As an example, Matsuyama turned to the company’s work on the Naruto: Ultimate Ninja series and noted that, despite the character of Minato Namikaze having his arm severed in the original Naruto story, the Fourth Hokage instead appeared within the games with his arm-intact in order to comply with a Sony policy that forbids limb defects in human-looking characters.
“In terms of the Fourth Hokage battle where the arm of Hokage is not in the original work but it is in the original game, in this sort of sense, it’s not always CERO, but also PlayStation [and] Sony Interactive Entertainment who decide on things like this as well,” said Matsuyama through a translator.
He added, “Depending on the situation, the game may not be able to be released, which is why things are done [in ways] that may not always follow the original work.”
Notably, this same policy resulted in Naruto and Sasuke’s severed arms, one apiece lost by the two rivals during their final confrontation, being depicted as ‘blackened’ rather than outright severed in Naruto: Ultimate Ninja Storm 4.
However, it appears that Sony’s policy is applied on a case-by-case basis, as Matsuyama would then note that the scene in Dragon Ball: Kakarot wherein Nappa slices off Tien’s arm was approved, as “in that sense, Sony said it was okay.”
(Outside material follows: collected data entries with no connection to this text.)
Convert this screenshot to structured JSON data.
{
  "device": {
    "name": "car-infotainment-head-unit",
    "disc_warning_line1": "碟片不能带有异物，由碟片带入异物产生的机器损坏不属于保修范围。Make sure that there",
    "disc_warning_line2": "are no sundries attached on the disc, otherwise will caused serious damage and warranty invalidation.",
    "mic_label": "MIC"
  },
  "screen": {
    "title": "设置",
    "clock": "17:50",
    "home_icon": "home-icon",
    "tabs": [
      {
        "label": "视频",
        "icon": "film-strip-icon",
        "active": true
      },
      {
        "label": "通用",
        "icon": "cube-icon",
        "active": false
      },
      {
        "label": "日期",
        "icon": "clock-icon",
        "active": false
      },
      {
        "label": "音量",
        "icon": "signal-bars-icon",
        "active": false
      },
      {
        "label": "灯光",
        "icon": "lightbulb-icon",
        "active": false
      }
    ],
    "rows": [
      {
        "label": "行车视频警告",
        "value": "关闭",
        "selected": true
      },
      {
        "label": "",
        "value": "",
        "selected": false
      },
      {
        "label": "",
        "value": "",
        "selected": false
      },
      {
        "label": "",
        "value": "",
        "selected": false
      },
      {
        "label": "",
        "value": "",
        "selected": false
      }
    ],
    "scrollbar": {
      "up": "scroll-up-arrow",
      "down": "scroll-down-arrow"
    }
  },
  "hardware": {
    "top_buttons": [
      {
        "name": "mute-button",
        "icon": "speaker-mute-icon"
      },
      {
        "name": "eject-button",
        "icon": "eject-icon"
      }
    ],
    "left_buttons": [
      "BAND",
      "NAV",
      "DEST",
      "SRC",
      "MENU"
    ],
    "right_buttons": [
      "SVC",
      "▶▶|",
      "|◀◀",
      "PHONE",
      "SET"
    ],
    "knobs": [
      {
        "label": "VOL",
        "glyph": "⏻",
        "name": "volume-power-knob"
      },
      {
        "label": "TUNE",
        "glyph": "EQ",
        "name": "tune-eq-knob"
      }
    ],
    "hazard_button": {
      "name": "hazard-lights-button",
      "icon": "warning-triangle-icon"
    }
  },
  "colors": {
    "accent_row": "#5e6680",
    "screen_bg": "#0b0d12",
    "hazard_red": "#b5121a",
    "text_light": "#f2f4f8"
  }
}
As for why an armless Tien was allowed to feature on-screen whilst similar depictions in Naruto games were not, Matsuyama speculated that Sony’s decision may have been based on the “terms of the presentation of the different works.”
“Naruto has been around for maybe 20 years and Dragon Ball for a lot longer,” said Matsuyama. “So in terms of that, it depends on how the era has changed, and things like that are taken into account.”
As of writing, it is unclear how many other games may have been affected by this newly revealed Sony policy, nor what changes might be made to the original Demon Slayer story in Kimetsu no Yaiba: Hinokami Keppūtan in order for the game to see release on PlayStation consoles.
Furthermore, how the policy is applied also remains unclear, as though games such as Naruto: Ultimate Ninja and Until Dawn have been edited in Japan to be more ‘family friendly,’ the violence-heavy The Last of Us II released in the region with its violence uncensored.